Key Recommendations: Evolving Communications Laws, Regulations, and Guidance
It still remains unclear which, if any, of the aforementioned paths forward will provide the important clarity and changes necessary to facilitate the open exchange of real-world data. However, regardless of which approach advances, the following recommendations should be included:
- Ensure changes we make today are sufficiently flexible for future health care evolution. Evidence sources and approaches have significantly evolved over time and, along with it, so too has the range of meaningful and scientifically valid evidence available to stakeholders and our ability to leverage this information using professionally accepted standards. As our evidence base continues to grow, we not only need to develop policies that work in 2016—but policies that are sufficiently flexible for the future of health care product and payment innovations.
- Provide effectiveness (rather than just efficacy) information to health care decision-makers. Product label information traditionally is based upon efficacy or how well a treatment can work; however, today’s stakeholders are also interested in effectiveness—meaning “how treatments work in the real-world” and how these treatments will affect quality measures.
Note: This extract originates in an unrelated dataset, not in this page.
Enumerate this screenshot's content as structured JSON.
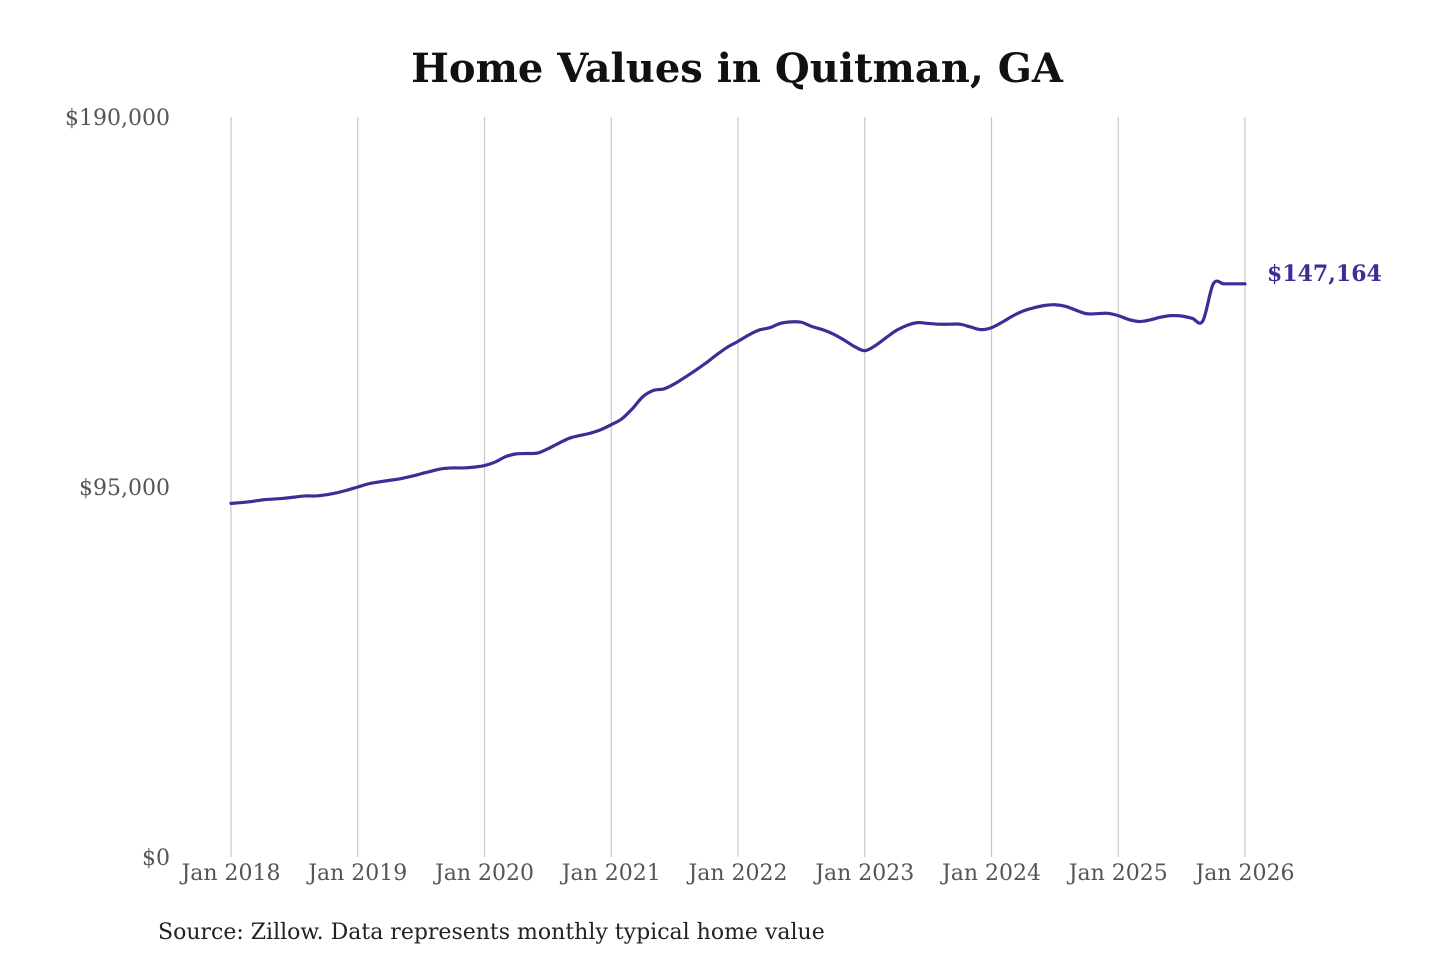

- Ensure meaningful evidence is available to health care decision-makers both now and in the future. The range of sophisticated stakeholders making population health decisions—and affecting the care covered and delivered by everything from health exchanges to accountable care organizations and by providers reimbursed through bundled payments—today did not exist five, 10, or 20 years ago. As we look ahead, we need to ensure all decision-makers have the information they need to make the appropriate choices for patients and our health system.
- Communicate early and often with payers. Health plans and those who bear financial risk for health care need to have information about new technologies 12-18 months in advance of launch to incorporate these changes into future health insurance rate reviews and premium changes, which are reviewed by state insurance commissions. Creating a safe harbor to allow communication is needed.
- Identify and allow trusted sources to educate and empower patients to be engaged and informed decision-makers about their treatments and the impact on their financial investment. Patients increasingly are responsible for premiums, deductibles, copays and prescription cost sharing. With the increase in consumer directed health plans, they need to make informed decisions—assessing the benefits, risks, and costs of treatment. Trusted sources can aid in this shift.